Game of Thrones showrunners David Benioff and D.B. Weiss became the latest filmmakers to abruptly depart the Star Wars franchise recently, following in the footsteps of Josh Trank, Phil Lord and Christopher Miller and Colin Trevorrow, all of whom either left or were kicked off projects set in a galaxy far, far away over the last few years.
While the duo’s official statement made it sound like a mutual decision, reports have been circulating that Benioff and Weiss were actually fired by Lucasfilm, which if true only enhances Kathleen Kennedy’s reputation as the ruthless figurehead behind Star Wars. Now, a new report from Variety claims that the studio is actively attempting to limit the creative control of the filmmakers behind the franchise, which would go some way to explaining why so many directors have been given their marching orders.
As per the report:
“When Kennedy and her team pitched these filmmakers on joining the Star Wars family, sources say they were promised some measure of creative control. However, multiple insiders said new ideas were commonly shot down as Kennedy and her team were only looking for people to stick to the company line.”
It seems that when it comes to dealing with Kennedy and Star Wars as a whole, the filmmakers simply can’t win. The Force Awakens came in for criticism for leaning too heavily on nostalgia and failing to bring anything new to the franchise, while The Last Jedi was slammed in many quarters for daring to do something different. Variety’s report also goes into detail about how these clashing viewpoints have been affecting the long-running sci-fi series, with the outlet saying:
“If disagreements about the direction of the film became too intense it usually led to the person leaving the project rather than an attempt to find common ground. The Lucasfilm brain trust would often turn to new writers such as Lord and Miller before ultimately retreating to old standbys such as Lawrence Kasdan, the Empire Strikes Back writer who is still seen as a key sounding board on the productions. Even if the lack of an appetite for creative risk isn’t to blame, there are questions about whether the abrupt departures of key talent points to a problem in how directors and writers are being vetted and hired.”

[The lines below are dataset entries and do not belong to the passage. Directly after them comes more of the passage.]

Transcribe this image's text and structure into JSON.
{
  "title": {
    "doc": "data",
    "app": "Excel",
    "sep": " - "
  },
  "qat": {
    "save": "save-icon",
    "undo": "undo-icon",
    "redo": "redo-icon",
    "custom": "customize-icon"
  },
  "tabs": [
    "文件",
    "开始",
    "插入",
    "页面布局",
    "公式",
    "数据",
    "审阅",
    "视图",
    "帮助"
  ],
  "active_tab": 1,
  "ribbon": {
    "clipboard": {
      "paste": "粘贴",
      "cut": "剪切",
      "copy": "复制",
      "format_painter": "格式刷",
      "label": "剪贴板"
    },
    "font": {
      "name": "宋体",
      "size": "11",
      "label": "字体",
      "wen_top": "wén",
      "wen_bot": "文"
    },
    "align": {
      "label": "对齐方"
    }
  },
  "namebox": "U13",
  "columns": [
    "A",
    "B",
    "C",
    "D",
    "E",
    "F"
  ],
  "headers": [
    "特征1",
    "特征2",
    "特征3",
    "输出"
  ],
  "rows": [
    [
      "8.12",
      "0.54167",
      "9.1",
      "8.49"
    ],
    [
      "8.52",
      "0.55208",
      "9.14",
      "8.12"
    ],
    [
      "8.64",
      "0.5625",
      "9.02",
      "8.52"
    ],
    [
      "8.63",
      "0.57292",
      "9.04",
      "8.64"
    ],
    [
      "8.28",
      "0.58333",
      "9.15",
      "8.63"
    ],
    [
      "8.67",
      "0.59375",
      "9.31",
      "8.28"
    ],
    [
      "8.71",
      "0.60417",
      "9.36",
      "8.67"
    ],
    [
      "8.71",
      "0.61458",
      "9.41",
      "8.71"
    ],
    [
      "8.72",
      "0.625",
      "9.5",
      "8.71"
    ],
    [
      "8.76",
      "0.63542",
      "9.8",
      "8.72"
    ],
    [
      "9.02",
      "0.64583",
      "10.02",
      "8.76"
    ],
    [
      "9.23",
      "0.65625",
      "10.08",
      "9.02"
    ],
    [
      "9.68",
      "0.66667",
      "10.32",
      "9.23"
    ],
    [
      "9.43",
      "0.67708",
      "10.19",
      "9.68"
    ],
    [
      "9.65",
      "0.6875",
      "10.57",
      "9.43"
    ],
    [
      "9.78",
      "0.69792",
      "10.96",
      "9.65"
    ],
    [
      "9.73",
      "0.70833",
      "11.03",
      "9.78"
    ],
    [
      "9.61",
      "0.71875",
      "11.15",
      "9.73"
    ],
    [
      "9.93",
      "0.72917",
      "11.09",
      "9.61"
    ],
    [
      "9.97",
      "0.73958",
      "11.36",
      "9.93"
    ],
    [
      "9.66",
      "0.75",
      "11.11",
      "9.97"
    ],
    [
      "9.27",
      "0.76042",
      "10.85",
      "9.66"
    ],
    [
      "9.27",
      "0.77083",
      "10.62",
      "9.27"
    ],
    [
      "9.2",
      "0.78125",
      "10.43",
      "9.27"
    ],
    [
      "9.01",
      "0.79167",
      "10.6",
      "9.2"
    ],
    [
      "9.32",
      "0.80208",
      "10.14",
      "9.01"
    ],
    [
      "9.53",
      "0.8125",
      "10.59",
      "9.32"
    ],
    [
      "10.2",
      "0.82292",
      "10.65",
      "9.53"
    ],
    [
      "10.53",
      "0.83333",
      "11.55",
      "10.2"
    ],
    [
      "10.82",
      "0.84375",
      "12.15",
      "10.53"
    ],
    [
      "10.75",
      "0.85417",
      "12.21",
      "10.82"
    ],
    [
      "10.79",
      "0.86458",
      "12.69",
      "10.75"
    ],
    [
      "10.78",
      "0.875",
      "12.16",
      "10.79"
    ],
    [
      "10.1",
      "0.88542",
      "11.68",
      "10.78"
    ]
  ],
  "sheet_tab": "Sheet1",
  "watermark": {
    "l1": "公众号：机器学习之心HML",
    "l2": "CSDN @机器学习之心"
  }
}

That would go some way to explaining why J.J. Abrams was brought back into the fold to direct The Rise of Skywalker, with the head of Bad Robot regarded as a safe pair of hands by the studio. Every big name franchise needs to take creative risks in order to avoid becoming stale, and if Star Wars continues to burn through filmmakers at such a high rate, once the Skywalker saga comes to an end then we could end up being served up nothing but prequels and origin stories.